Así como en lo físico no puedes vivir sin alimentos, tu alma necesita el alimento de la Palabra de Dios. Cuando te alimentas con la Palabra, la debilidad y la confusión desaparecen. Serás como árbol plantado junto a corrientes de agua.

El protector de tu alma es la coraza de la fé.
Con la fé te protegerás de las inclemencias de la vida, mirarás por encima de las circunstancias y pasarás victoriosa en medio de las pruebas.
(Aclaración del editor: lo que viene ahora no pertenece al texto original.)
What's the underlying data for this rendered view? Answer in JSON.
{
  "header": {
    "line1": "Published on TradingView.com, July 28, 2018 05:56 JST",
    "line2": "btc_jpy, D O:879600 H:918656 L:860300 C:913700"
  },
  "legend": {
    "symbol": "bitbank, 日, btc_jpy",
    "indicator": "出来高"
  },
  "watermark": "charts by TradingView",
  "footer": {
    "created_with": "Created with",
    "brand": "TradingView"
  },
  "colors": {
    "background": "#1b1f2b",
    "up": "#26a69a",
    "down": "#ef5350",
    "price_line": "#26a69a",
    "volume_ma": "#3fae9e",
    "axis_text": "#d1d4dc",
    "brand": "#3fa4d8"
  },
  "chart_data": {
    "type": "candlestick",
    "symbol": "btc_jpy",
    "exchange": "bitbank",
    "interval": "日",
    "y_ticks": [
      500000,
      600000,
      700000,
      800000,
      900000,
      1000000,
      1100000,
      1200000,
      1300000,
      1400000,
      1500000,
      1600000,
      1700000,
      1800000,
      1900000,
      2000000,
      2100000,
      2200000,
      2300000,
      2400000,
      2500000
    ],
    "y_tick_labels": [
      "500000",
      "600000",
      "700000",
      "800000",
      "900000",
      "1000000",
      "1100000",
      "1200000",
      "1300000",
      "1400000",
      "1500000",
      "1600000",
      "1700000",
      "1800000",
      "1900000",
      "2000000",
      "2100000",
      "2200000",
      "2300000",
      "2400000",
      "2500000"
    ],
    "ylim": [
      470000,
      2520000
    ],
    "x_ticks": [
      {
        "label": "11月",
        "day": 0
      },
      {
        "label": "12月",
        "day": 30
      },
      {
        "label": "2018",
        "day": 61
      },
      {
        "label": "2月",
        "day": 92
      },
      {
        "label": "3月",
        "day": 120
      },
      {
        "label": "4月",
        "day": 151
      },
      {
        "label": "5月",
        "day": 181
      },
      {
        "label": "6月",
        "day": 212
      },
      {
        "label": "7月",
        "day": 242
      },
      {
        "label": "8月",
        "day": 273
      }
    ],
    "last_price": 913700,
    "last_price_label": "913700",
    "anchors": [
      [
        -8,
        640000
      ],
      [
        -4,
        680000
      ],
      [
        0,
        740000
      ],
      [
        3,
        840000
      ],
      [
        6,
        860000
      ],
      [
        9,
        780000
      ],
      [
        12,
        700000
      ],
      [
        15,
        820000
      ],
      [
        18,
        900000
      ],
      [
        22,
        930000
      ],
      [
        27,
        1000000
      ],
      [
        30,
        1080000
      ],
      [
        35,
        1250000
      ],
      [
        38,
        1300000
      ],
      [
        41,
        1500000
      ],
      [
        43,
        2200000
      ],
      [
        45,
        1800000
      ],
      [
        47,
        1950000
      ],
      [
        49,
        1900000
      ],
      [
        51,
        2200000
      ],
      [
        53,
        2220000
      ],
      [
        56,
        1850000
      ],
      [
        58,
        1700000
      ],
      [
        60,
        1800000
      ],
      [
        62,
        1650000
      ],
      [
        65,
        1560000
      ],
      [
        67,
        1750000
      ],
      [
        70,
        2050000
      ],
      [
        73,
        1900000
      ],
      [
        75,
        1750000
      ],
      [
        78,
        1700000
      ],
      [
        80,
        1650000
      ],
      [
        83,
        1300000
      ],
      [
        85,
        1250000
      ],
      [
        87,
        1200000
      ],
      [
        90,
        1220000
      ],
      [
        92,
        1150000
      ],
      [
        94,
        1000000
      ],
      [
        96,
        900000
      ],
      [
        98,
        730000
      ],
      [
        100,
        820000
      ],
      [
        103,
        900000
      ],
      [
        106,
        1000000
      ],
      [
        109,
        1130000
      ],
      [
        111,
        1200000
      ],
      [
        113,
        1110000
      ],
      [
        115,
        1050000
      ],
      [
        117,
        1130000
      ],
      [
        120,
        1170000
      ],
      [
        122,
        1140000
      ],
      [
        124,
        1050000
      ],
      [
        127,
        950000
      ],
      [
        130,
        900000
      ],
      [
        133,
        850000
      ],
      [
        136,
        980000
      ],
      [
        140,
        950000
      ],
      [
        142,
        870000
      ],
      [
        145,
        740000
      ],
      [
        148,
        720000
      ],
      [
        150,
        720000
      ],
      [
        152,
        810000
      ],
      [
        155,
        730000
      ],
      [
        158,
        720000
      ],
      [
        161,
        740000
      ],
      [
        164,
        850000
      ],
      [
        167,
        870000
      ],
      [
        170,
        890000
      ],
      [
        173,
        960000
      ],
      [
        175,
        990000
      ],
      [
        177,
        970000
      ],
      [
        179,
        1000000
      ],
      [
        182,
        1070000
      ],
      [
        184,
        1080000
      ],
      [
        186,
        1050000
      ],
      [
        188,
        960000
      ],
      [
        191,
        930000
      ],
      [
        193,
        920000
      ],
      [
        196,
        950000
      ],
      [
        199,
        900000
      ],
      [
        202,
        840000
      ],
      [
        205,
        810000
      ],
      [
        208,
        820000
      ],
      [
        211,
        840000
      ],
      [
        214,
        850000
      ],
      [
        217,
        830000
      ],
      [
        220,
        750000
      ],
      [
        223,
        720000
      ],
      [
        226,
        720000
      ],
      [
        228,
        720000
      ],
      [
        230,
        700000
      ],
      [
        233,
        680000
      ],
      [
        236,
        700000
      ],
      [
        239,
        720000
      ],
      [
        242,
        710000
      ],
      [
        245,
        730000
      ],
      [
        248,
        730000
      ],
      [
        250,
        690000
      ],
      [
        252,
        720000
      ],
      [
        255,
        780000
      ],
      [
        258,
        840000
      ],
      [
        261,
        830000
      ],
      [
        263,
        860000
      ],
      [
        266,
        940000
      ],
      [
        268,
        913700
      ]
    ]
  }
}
A través de tí, Dios moverá montañas y alcanzarás a otros para gloria de Dios.

Si usas a diario estos productos de belleza, tu ALMA se mantendrá limpia y tu CORAZÓN será puro.


SU HNO. ARCENIO.
BYE

EL TONTO

Prov. 12:16.

Juan Wesley iba una vez manejando su coche, cuando un incrédulo que lo conocía y hostigaba apareció en su propio coche, del otro lado del camino, e intencionalmente ocupó el centro de la calzada obligando al predicador a pasar peligrosamente junto a la cuneta. —¡Yo no dejo el lugar a los tontos! —exclamó el incrédulo—. Pues yo sí —repuso tranquilamente Wesley, y siguió su camino.

HENRY W. BEECHER Y EL “TONTO”

Prov. 15:21.

Henry Ward Beecher recibió en un sobre un pedazo de papel en el cual estaba escrita únicamente la palabra: “TONTO”. Seguramente la intención era ofender al señor Beecher; pero el gran predicador se dirigió a la congregación y le dijo: “He recibido muchas cartas en las cuales ha habido algún mensaje, aunque quienes me las han enviado no han firmado con su nombre; pero esta es la primera ocasión en que recibo una carta con firma y sin mensaje; la firma dice: “Tonto”.

OYO EL SERMON Y QUERIA VIVIRLO

Luc. 6:46; Rom. 2:13; Stg. 1:22, 23, 25.

Cuando una anciana salía de la iglesia, una amiga la encontró y le preguntó: —¿Ya terminó el sermón?

—No —respondió la anciana—, ya lo predicaron, perono se ha terminado. Ahora voy a hacer mi parte del sermón, a vivirlo.—El Heraldo de Santidad.